Le soulagement lui fit l'effet d'une caresse. La pression retomba d'un coup, le laissant presque aussi léger qu'une plume. Mal' sortit son premier sourire de la journée adressé à quelqu'un. Nóe ne posait pas de questions, il avait remarqué que son interlocuteur vivait quelque chose qu'il ne voulait pas divulguer et il respectait cela en ne cherchant pas à savoir quoi. Rien que pour ça, l'aiglon savait qu'il apprécierait le lion. Peu de gens faisaient preuve d'une telle retenue. Peu se seraient retenus de demander ce qu'il lui arrivait, pourquoi il avait réagit si excessivement. En plus, il était sympa et ne l'agressait pas pour l'avoir bousculé. En général les élèves s'énervaient, criaient des injures ou lançaient des regards noirs. Pas le jeune homme, il était aussi calme et compréhensif que lui maintenant qu'il avait calmé ses pulsions. Cela le rendait suffisamment confiant pour ne pas cacher qu'il était vraiment rassuré. Il aurait regretté de devoir se montrer fermé pour ne pas révéler son secret. Même si honnêtement, il avait cruellement besoin qu'au moins quelques personnes le sachent. Hugo était au courant, Albus aussi, mais n'empêche qu'il se sentait vraiment seul. Personne d'autre avec qui partager sa... maladie. Tandis que Lily, combien de personnes avait-elle ? Elle le lui avait bien dit : Ron, Hermione, James, Albus, Dominique, Hugo, Fred, Meghan, Lucy, ... pourquoi pouvait-elle avoir tout ce soutien et pas lui ? N'en avait-il pas autant besoin qu'elle ? Le Serdaigle secoua légèrement la tête pour se changer les idées avant de sourire une nouvelle fois. Le Gryffondor sortit alors un tas de trucs à manger de son sac et les lui tendit, lui en proposant gentiment. Son regard tomba sur la viande séchée. C'était fou comme il appréciait la viande depuis qu'il avait été mordu. Il l'avait toujours aimée, mais là, c'était bien plus qu'avant. Cependant il fit un mouvement négatif de la tête, bien que son ventre protestait, grognant face à toute cette nourriture.

« Non merci, c'est gentil mais tu en as besoin aussi. »

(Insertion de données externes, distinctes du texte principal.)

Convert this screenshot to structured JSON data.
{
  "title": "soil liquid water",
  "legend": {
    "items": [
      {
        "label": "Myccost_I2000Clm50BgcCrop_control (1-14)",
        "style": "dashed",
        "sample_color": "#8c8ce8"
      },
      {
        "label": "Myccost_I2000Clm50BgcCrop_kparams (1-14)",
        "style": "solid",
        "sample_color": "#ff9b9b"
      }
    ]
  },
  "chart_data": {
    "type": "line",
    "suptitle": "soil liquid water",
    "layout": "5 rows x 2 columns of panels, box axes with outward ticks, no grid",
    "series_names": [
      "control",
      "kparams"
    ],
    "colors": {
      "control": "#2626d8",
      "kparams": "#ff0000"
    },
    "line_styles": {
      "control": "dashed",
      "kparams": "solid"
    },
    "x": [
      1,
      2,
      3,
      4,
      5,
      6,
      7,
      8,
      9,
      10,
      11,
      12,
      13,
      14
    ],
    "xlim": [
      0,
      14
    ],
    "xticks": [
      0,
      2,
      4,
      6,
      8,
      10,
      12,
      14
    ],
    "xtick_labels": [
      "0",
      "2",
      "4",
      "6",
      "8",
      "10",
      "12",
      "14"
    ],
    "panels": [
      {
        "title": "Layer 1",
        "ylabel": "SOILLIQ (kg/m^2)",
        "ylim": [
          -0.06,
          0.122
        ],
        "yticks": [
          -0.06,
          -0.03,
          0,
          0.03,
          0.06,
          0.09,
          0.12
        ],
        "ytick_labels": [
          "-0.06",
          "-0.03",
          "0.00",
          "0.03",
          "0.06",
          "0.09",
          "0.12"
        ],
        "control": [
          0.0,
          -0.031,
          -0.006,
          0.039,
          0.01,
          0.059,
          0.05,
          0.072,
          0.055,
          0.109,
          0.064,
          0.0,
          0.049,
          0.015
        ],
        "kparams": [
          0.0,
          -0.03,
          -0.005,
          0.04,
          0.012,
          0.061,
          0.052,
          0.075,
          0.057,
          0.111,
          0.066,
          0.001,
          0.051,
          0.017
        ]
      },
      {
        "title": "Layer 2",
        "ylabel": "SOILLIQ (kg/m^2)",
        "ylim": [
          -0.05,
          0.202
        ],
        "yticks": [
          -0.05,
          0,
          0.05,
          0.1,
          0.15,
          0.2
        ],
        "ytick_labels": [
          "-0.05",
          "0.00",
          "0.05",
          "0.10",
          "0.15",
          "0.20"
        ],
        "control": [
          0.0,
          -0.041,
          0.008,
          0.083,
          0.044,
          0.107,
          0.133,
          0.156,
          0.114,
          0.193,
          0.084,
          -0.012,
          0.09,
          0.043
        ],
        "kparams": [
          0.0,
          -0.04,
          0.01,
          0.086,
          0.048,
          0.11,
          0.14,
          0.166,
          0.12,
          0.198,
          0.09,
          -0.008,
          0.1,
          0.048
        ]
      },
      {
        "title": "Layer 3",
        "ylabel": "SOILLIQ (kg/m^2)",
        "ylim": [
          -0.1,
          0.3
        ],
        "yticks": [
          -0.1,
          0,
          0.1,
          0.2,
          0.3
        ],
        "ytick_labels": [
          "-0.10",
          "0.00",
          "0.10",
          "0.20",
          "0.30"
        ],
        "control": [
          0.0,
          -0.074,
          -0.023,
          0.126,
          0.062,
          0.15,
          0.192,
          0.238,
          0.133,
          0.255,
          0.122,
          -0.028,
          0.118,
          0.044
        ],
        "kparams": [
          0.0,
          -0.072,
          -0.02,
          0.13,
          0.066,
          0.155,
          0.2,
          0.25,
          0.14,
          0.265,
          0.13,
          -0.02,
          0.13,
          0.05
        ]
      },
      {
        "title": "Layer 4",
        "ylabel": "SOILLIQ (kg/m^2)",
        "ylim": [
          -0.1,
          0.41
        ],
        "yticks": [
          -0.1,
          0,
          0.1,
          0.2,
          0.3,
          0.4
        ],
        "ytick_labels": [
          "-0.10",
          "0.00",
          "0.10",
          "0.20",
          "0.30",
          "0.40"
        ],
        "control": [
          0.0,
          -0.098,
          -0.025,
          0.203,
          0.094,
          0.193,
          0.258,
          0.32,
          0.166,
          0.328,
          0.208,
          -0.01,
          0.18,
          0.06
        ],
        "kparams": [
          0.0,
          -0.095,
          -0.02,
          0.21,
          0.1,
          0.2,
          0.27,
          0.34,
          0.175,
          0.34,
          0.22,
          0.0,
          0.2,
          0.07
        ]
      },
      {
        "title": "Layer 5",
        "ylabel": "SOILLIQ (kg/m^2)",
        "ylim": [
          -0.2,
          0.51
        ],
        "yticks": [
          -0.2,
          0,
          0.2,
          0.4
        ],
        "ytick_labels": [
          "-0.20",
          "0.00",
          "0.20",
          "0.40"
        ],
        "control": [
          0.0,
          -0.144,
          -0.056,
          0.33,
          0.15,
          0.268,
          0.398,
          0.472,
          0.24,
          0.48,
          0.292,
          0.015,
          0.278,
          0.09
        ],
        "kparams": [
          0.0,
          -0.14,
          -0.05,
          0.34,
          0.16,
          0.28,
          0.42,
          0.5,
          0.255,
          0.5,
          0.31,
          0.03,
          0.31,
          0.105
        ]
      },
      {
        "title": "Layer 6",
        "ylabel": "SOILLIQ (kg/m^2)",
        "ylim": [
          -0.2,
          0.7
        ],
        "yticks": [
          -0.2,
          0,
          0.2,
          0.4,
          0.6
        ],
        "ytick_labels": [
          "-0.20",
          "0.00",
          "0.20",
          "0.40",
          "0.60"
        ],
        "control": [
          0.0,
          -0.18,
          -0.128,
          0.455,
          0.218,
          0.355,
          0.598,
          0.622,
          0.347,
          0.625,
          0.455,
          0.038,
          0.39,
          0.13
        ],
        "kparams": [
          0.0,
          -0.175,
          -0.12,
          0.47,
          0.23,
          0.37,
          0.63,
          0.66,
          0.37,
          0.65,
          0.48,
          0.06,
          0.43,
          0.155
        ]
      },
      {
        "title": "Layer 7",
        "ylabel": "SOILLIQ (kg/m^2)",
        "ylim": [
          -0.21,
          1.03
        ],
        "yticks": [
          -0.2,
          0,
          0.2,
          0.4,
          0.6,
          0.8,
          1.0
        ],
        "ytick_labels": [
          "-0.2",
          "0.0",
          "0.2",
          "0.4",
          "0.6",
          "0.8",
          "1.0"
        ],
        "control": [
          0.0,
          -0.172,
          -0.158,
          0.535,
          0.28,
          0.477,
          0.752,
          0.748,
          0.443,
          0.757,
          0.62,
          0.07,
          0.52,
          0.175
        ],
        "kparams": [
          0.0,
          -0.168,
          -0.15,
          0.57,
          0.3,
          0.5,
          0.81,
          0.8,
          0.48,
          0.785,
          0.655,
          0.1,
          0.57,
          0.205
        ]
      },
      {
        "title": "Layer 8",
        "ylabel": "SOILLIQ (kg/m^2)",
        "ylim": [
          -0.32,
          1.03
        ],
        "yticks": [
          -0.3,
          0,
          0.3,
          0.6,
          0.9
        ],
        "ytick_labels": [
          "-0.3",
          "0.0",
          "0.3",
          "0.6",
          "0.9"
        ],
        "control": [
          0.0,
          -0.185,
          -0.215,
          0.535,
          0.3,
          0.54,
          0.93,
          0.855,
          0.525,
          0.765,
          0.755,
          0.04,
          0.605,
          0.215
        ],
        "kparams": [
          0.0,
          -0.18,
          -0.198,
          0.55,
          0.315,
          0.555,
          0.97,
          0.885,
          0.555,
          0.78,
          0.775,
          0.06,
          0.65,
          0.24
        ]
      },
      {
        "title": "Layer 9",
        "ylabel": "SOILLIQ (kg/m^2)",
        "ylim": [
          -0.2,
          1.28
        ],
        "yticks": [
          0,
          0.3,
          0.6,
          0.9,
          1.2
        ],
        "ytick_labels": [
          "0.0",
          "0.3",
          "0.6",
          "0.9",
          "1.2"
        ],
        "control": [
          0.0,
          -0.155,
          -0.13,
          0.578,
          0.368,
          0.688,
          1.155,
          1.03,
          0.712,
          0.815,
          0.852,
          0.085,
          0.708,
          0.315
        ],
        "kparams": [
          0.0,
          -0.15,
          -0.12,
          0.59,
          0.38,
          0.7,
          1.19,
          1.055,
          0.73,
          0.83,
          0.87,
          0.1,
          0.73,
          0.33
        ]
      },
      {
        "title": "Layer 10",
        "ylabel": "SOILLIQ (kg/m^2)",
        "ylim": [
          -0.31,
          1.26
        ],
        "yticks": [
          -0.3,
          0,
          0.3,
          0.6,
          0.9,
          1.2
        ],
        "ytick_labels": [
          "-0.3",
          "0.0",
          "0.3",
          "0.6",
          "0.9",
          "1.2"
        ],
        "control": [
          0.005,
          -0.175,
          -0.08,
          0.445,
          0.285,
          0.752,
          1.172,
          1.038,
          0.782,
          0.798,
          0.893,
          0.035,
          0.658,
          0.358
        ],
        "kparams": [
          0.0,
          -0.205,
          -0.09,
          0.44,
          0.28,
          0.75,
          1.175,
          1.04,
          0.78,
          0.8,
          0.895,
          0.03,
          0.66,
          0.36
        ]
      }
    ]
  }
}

Mais Nóe insistait. Il tenait à ce qu'il mange, parce que... quoi ? o.o Il avait l'air si affamé que ça pour qu'il pense une chose pareille ? Mal' songea soudainement à se regarder dans un miroir, il ne devait vraiment pas avoir l'air dans son assiette pour que le lion lui dise cela. Pourtant, il se sentait bien. Enfin bien, disons physiquement, à part qu'il avait terriblement faim. Il était vrai qu'il ne faisait pas vraiment attention à lui ces derniers temps. Il n'avait jamais eut de réels problèmes avec sa santé, donc maintenant qu'il était loup-garou et qu'il savait qu'il ne tomberait plus jamais malade – enfin, il supposait que ça dépendait de la maladie – il se fichait complètement de son état. Mais apparemment, être lycanthrope ne signifiait pas échapper aux traits fatigués, à la pâleur et à l'épuisement de la sous-alimentation qui s'accompagnait de difficultés à dormir. Malcolm tendit la main avec hésitation, le regard insistant de Nóe le faisant se sentir obligé de se servir, et son inquiétude apparente aidant. Jamais il n'avait vu quelqu'un faire autant attention au bien-être d'une autre personne. Qu'il connaissait à peine en plus. Ce garçon était tout simplement gentil, et ça lui plaisait. Il devrait y avoir plus de gens comme ça. Sauf que ce que le jeune homme ne savait pas, c'était que si l'aiglon avait l'air "sur le point de s'évanouir" c'était parce que les deux réactions dangereuses de son instinct bestial l'avait fortement perturbé. Et oui vous pouvez ajouter à ça la faim, qui n'aidait en rien sa situation. Il finit par prendre deux morceaux de viande séchée avec un sourire reconnaissant. L'aiglon ne tarda pas à les déguster rapidement, tellement son estomac les réclamait.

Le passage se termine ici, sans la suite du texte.